Hambleton District Council recycling sent to plastic pollution hotspot

Hambleton District Council, which is working towards becoming one of the country’s most environmentally-friendly councils, is exporting residents’ plastic recycling to the country with the highest plastic pollution in the Mediterranean.

The council’s scrutiny committee heard 78 per cent of plastic bags collected in the area – about seven tonnes a year – are sent to Turkey, which a WWF study this summer found had 31.3kg of plastic debris per kilometre on its coastline.

Members heard tonnes of recycled plastic bottles collected from residents were also sent abroad, to Slovakia, Germany and the Netherlands, as were a significant proportion of the recycled metal cans, paper and cardboard.

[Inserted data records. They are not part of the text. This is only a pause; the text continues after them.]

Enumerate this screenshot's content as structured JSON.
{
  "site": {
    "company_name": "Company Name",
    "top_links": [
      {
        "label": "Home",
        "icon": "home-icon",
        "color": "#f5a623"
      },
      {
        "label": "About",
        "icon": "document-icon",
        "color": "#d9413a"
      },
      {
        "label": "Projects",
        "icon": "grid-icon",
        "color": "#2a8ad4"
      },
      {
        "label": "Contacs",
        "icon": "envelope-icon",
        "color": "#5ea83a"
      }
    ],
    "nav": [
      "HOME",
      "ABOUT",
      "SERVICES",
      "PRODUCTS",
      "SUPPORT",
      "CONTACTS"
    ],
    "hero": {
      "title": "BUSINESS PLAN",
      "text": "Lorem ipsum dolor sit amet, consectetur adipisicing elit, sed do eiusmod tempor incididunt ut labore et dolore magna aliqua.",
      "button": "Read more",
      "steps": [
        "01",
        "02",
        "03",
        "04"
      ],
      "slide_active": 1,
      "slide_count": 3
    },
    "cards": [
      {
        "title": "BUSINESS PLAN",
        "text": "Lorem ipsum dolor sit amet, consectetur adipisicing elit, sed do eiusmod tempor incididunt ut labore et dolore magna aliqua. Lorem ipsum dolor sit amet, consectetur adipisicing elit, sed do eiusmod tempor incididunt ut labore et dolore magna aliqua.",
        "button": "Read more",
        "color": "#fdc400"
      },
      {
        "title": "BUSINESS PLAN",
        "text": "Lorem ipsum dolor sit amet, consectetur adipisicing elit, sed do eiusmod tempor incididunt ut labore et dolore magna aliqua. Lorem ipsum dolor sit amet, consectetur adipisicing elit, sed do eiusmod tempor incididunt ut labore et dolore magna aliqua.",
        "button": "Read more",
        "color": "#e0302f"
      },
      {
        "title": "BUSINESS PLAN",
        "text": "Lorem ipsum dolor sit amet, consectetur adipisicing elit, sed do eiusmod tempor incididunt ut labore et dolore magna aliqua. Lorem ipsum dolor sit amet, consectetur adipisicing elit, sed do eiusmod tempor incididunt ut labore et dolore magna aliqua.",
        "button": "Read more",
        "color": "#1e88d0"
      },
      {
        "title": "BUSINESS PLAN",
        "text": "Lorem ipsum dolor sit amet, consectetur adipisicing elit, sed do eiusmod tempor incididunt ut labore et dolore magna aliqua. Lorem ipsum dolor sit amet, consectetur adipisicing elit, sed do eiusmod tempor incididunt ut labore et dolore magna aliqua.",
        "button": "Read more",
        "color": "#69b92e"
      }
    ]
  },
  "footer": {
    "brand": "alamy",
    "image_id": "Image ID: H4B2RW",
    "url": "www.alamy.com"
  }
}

Overall, 17 per cent of recycled waste from the district is sent abroad by UPM, the firm the council sends its recycling to.

Hambleton council officers told the meeting the proportion of waste being sent abroad was relatively low compared to other local authorities and with 48.4 per cent of all rubbish recycled last year, the district had been ranked 100th for recycling out of 345 local authorities.

After hearing about various green initiatives the committee’s chairman, Councillor David Hugill, said he was satisfied with the authority’s efforts to increase recycling and praised the enthusiasm of officers.

He said: “If the recycling was just being stacked up in a car park somewhere I would have an issue with that, but we are led to believe it is going to these countries because they can re-use it to change into something else, and that’s what recycling is all about.”

While the government has supported measures to cut plastic usage, environmentalists claim much of the rubbish in oceans comes from countries with less effective waste systems.

A Greenpeace UK spokeswoman said: “Sweeping our waste under someone else’s carpet is not the solution to Britain’s plastic problem. Instead of just moving our plastic scrap around the globe, we should turn off the tap at the source.”

The meeting was told the authority was working to educate residents about recycling as the amount of contaminated waste continued to be an issue.

Councillors heard cardboard pizza boxes should not be recycled because of the amount of grease left on them.